Strauss was the father of the composer Richard Strauss, on whose early musical development he was a great influence, steering his son to the classical and away from modern styles. As a composer, Strauss senior is remembered for his works for the horn. They include a concerto and numerous smaller works.

==Life and career==
Strauss was born in Parkstein, Bavaria. His father, Johann Urban Strauss, was of unsteady character; his children were illegitimate and he left their upbringing to their mother, Maria Anna Kunigunde Walter. She was a member of a large and musical family, and her brother (Johann) Georg Walter undertook the boy's musical education. Georg taught Strauss to play the clarinet, guitar and a range of brass instruments. At the age of nine, Strauss was taken on as a pupil and player by another uncle, Franz Michael Walter, a military bandmaster. Georg's son Benno Walter was later to become the first violin teacher of Franz's son Richard and dedicatee of some of his works.

At the age of 15, through the influence of George Walter, Strauss was appointed to the private orchestra of Duke Max in Munich, where he remained for ten years. He gradually found that of all the instruments he could play, the horn suited him best. He started to compose for that instrument. Among his earliest compositions were a Romance, Les Adieux, and a Fantasy on Schubert's Sehnsuchtswalzer, both for horn and orchestra with alternative versions for horn and piano.

In 1847, Strauss became a member of the orchestra of the Bavarian Court Opera. In May 1851, he married Elise Maria Seiff, with whom he had a son and a daughter. The son died aged 10 months in 1852, and in 1854, Strauss's wife and daughter died of cholera. He lived a single life until 1863, when he married Josephine Pschorr (1837–1910), the daughter of a wealthy Munich brewer. They had two children: Richard Georg, born 1864, and Berta Johanna, born 1867.

Strauss's first horn concerto was premiered, with the composer playing the horn part, in 1865 and he remained greatly in demand as a soloist. The conductor Hans von Bülow called him "the Joachim of the horn". In 1871, he was appointed professor at the Royal School of Music; he was given the rank of Kammermusiker of the Bavarian court in 1873.

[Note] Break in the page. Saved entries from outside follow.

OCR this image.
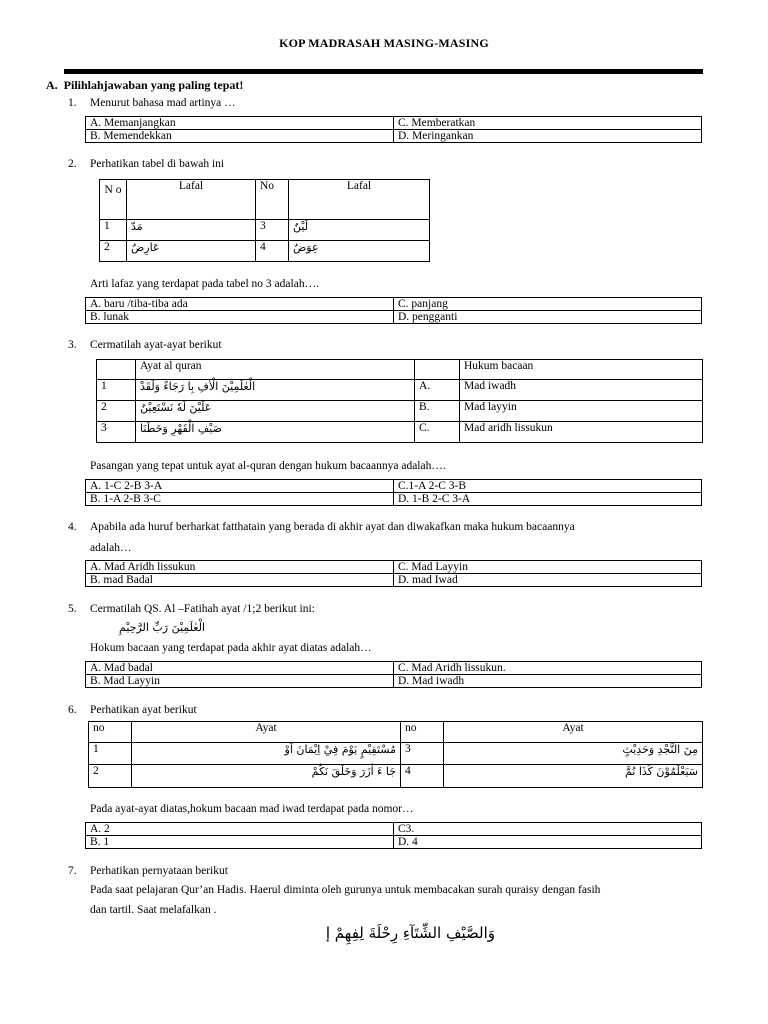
KOP MADRASAH MASING-MASING
A. Pilihlahjawaban yang paling tepat!
1. Menurut bahasa mad artinya …
A. Memanjangkan	C. Memberatkan
B. Memendekkan	D. Meringankan
2. Perhatikan tabel di bawah ini
N o	Lafal	No	Lafal
1	مَدّ	3	لَيْنٌ
2	عَارِضٌ	4	عِوَضٌ
Arti lafaz yang terdapat pada tabel no 3 adalah….
A. baru /tiba-tiba ada	C. panjang
B. lunak	D. pengganti
3. Cermatilah ayat-ayat berikut
	Ayat al quran		Hukum bacaan
1	الْعٰلَمِيْنَ الْاٰفِ بِا رَجَاءً وَلَقَدْ	A.	Mad iwadh
2	عَلَيْنَ لَهٗ نَسْتَعِيْنُ	B.	Mad layyin
3	صَيْفِ الْقَهْرِ وَخَطَنَا	C.	Mad aridh lissukun
Pasangan yang tepat untuk ayat al-quran dengan hukum bacaannya adalah….
A. 1-C 2-B 3-A	C.1-A 2-C 3-B
B. 1-A 2-B 3-C	D. 1-B 2-C 3-A
4. Apabila ada huruf berharkat fatthatain yang berada di akhir ayat dan diwakafkan maka hukum bacaannya
adalah…
A. Mad Aridh lissukun	C. Mad Layyin
B. mad Badal	D. mad Iwad
5. Cermatilah QS. Al –Fatihah ayat /1;2 berikut ini:
الْعٰلَمِيْنَ رَبِّ الرَّحِيْمِ
Hokum bacaan yang terdapat pada akhir ayat diatas adalah…
A. Mad badal	C. Mad Aridh lissukun.
B. Mad Layyin	D. Mad iwadh
6. Perhatikan ayat berikut
no	Ayat	no	Ayat
1	مُسْتَقِيْمٍ يَوْمَ فِيْ اِيْمَانَ اَوْ	3	مِنَ النَّجْدِ وَحَدِيْثٍ
2	جَا ءَ اٰزَرَ وَخَلَقَ نَكُمْ	4	سَيَعْلَمُوْنَ كَذَا نُمَّ
Pada ayat-ayat diatas,hokum bacaan mad iwad terdapat pada nomor…
A. 2	C3.
B. 1	D. 4
7. Perhatikan pernyataan berikut
Pada saat pelajaran Qur’an Hadis. Haerul diminta oleh gurunya untuk membacakan surah quraisy dengan fasih
dan tartil. Saat melafalkan .
وَالصَّيْفِ الشِّتَآءِ رِحْلَةَ لِفِهِمْ إ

Franz Strauss, right, with his son Richard in 1901

Strauss's musical preferences were strongly classical; he loved the music of Mozart above all other, and also particularly admired Haydn, Beethoven, Schubert and Weber. He was not in sympathy with the new music of Wagner which his sovereign and employer, Ludwig II of Bavaria, assiduously promoted with productions at the Court Opera. Strauss's antipathy to modern music influenced the early development of his son, Richard, who began as a composer in a traditional vein, not finding himself drawn to modernism until he had left paternal influence behind him during his time at the Ludwig-Maximilians-Universität München.

Despite his personal distaste for Wagner, both as a man and a musician, Strauss's strict professionalism drove him to devote all his technical mastery to the important horn solos in Wagner's operas. He led the horn section in the premieres of Tristan und Isolde, Das Rheingold, and Die Walküre. Wagner said, "Strauss is a detestable fellow but when he blows his horn one cannot sulk with him."

In 1882, at the conductor Hermann Levi's invitation, Strauss played in the premiere of Parsifal at Bayreuth. After a bad attack of influenza, Strauss was unable to play the horn for 18 months, but continued to play in the Court Opera orchestra as a violist, in which capacity he took part in the first performance in Munich of Wagner's Tannhäuser.

In 1875, Strauss was elected conductor of the amateur orchestra, the "Wilde Gung'l", a post he held for 21 years. Among the players was his son, who learned the practicalities of orchestration there, and wrote some of his first compositions for the orchestra.

Strauss retired from the opera orchestra in 1889, though he continued his conducting and taught for some years thereafter. He died in Munich at the age of 83.